A couple I knew bought a house in one of those satellite locations. He travelled the long distance to and from work while she stayed at home to look after the kids. They didn’t actually have kids but she was ‘rehearsing’, as she jokingly put it herself. She spent her days online and watching digital television. They were neighbourless so there was no one around for her to talk to. They were the only people to buy a home in a ghost estate, a vast maze of semi-detached houses that had transgressed the fundamental law of supply and demand.
Actually, they did have neighbours of a sort, foxes. Foxes would congregate around the couple’s house at night. The couple reckoned this was because theirs was the only building for a considerable distance that issued waste. The couple were buried so deep in the empty suburb that wheelie bin service providers stood to financially lose more than gain by sending out a collection truck (there’s that law of supply and demand again). So, the couple took to using one of those compost bins for food scraps etc. and that’s what brought the foxes. The foxes would surround the compost bin, jump on it and make strange noises at it. (Have you ever heard a fox? It’s an eerie sound they make – like a scream).

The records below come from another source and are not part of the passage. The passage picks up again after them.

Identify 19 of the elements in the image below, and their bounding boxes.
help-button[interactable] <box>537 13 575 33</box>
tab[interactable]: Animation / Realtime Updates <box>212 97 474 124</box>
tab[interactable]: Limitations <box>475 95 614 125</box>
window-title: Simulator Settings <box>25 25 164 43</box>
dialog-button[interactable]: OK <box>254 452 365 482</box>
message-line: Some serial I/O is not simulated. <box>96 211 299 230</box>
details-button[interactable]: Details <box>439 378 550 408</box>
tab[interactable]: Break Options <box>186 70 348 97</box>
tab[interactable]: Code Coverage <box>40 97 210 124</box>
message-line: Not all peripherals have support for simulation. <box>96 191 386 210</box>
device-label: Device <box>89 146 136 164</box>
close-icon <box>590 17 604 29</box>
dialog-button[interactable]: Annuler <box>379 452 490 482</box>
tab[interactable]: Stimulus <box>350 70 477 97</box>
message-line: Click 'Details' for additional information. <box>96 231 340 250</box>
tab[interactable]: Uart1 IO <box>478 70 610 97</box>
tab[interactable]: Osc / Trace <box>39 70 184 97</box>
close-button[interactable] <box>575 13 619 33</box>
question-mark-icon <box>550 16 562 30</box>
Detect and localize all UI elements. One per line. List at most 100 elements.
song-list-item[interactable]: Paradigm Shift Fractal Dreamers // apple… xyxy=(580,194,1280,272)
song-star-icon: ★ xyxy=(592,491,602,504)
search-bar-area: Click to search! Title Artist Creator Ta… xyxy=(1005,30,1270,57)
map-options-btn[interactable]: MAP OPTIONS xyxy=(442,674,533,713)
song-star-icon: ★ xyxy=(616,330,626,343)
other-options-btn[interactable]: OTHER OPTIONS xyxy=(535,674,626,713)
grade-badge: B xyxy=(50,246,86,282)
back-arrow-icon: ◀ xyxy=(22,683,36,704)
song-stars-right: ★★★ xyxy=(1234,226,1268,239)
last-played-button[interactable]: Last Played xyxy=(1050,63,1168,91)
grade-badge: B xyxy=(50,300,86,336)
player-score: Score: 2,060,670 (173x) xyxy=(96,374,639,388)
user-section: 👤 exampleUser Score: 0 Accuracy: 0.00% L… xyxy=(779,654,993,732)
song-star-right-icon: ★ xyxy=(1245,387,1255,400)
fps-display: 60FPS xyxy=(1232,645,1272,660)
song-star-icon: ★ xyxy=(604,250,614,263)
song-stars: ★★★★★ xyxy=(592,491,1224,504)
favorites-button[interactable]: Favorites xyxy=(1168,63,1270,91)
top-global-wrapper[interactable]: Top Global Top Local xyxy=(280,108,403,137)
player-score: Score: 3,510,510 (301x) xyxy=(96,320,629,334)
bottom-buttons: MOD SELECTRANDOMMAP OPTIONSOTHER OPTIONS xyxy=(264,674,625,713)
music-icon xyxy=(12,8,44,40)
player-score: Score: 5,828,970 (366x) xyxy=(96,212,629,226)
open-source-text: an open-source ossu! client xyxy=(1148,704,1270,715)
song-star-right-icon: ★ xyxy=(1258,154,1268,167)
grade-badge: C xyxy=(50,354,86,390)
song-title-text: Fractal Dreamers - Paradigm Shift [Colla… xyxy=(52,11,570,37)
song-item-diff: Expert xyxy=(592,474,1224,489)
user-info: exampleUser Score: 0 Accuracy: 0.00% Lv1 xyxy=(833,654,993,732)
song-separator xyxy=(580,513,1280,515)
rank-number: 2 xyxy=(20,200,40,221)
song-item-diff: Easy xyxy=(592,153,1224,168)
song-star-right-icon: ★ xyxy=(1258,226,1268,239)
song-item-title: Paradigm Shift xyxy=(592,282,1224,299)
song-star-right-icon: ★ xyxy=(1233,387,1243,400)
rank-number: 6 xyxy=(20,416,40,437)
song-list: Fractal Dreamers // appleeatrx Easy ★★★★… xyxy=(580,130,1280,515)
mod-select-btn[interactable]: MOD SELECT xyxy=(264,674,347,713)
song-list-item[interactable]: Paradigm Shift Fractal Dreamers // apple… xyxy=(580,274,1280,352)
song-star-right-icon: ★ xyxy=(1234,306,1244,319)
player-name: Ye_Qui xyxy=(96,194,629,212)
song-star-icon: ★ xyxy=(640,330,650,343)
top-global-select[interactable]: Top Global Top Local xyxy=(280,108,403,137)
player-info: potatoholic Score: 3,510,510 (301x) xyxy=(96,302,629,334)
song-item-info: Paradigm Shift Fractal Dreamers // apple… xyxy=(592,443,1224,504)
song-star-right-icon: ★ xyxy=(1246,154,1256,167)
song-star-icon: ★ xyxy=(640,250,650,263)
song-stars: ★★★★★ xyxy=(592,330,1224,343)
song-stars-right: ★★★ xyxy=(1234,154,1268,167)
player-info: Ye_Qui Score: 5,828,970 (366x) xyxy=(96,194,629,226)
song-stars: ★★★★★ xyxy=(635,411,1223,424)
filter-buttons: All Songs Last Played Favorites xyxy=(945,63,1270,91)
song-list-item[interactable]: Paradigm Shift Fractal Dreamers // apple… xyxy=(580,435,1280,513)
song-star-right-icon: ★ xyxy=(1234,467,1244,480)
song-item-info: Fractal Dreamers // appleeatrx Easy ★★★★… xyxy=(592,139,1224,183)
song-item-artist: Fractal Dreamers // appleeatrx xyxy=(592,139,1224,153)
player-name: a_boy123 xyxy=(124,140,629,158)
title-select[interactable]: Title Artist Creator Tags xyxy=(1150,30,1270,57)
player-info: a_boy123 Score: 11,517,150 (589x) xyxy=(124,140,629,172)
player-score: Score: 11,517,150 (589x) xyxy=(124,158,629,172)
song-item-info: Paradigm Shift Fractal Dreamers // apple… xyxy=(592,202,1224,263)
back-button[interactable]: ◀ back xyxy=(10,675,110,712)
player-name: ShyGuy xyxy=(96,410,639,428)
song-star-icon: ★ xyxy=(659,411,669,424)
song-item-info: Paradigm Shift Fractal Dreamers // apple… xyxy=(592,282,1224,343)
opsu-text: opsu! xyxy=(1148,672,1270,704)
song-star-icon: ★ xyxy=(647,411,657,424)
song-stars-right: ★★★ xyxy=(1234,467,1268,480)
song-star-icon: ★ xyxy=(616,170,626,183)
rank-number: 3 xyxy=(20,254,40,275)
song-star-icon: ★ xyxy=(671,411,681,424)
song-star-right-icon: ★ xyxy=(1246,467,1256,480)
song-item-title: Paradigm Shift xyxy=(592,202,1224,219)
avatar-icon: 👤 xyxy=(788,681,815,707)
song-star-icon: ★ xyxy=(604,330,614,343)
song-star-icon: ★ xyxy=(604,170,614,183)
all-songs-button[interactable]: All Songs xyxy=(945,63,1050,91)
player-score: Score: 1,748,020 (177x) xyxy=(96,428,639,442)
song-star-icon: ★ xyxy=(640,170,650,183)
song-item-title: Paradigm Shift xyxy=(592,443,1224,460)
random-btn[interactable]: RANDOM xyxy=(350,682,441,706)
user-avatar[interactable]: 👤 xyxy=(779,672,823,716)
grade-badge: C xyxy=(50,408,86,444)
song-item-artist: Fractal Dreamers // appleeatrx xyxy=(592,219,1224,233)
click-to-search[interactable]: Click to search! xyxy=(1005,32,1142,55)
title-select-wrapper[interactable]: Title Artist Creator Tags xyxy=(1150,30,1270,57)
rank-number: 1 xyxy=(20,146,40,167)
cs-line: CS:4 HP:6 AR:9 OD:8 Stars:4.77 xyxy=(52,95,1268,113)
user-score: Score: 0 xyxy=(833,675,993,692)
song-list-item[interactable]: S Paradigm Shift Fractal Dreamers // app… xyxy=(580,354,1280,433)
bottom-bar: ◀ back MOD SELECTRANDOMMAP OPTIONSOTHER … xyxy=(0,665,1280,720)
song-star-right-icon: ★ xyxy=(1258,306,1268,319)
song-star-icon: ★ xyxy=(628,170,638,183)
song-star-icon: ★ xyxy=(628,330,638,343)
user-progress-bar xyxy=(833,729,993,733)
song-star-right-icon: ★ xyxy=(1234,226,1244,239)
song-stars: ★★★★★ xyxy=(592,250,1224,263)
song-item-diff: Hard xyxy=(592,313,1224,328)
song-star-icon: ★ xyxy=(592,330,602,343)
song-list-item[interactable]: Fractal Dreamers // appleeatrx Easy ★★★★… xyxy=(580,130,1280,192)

The foxes’ futile attempts to topple the bin and consume its contents kept her awake while he, exhausted from work, slept on soundly. She’d look out from the upstairs window and watch the creatures. Sometimes she’d see up to ten foxes. She became fascinated by them, often commenting on the feral dramas of love and hate she witnessed. She’d speak about the foxes as if gossiping about colleagues at work. She even bought a book about the species but still couldn’t help anthropomorphising. A strange hint of admiration entered her fox anecdotes. ‘As if being a fox was an alternative lifestyle, rummaging around in rubbish and riding in hedges like knackers’, as her husband put it.
One Saturday the couple had a row. He wanted to go to Ikea again. She didn’t. ‘What do you want to do then?’ ‘Something else. Something different.’ ‘Like what?’ ‘I don’t know.’
She’d been acting funny for a while and he finally snapped. Terrible things were said and she fled into the garden. She refused to come back into the house so he followed her outside. Then she shocked him by climbing the perimeter fence into the neighbouring garden. He followed her over the fence only for her to climb another fence into another garden. With a near infinite choice of gardens for her to escape to, he knew his only option was to go back to the house and wait for her to return. She didn’t. Come dusk, he was standing at their glass sliding doors calling out for her. She didn’t respond. Then he called the guards. They said they’d have a look around. They found nothing.
She stayed gone and he remained living in their house alone. He had no choice. In negative equity with a huge mortgage to pay, he was stuck in that silent maze of empty buildings and overgrown lawns. He went through a phase of thinking he occasionally saw her, darting between buildings or turning distant corners. He’d call the guards and they would sigh and promise to send out a car and then they wouldn’t send out a car.
After a while he stopped seeing her, unless it was her image looking out from the wedding album or staring out from one of the tattered missing posters he’d stuck around the place. Why he put up the posters was a mystery in itself. Who was going to see them? Maybe the intention was for her to see them and know that he cared. Or maybe he was just going crazy.
Late one night he rang me. He was in a terrible state. He was sobbing. I got him to calm down and tell me what was wrong. He said he was watching a DVD when he heard something out the back. He went to the sliding doors and pulled them across to see a multitude of foxes, fifty or so at least he said. They had successfully tipped over the compost bin and were feasting on the spilled out scraps. He yelled at the creatures to shoo them away. They fled into the centre of the garden and regrouped around a very large fox (about the size of a bike he said) that was standing its ground in the gloom.
He told me how he turned on the porch light to get a better look at the giant and, well, then he broke down and said he wished to God he hadn’t done that. As he told it, the big fox just stood there peering at him with what, he assured me, were human eyes. Familiar eyes. Her eyes, staring at him just as they stared from the missing posters. The fox stared at him and he, paralysed by confusion and horror, stared back. Then the fox opened its mouth and, with what seemed to him like ferocious anger, it screamed his name.
After the call, I immediately went out there. He wasn’t home. I never saw him again. I never saw either of them again. Ever. The estate is completely empty now. Plenty of foxes though.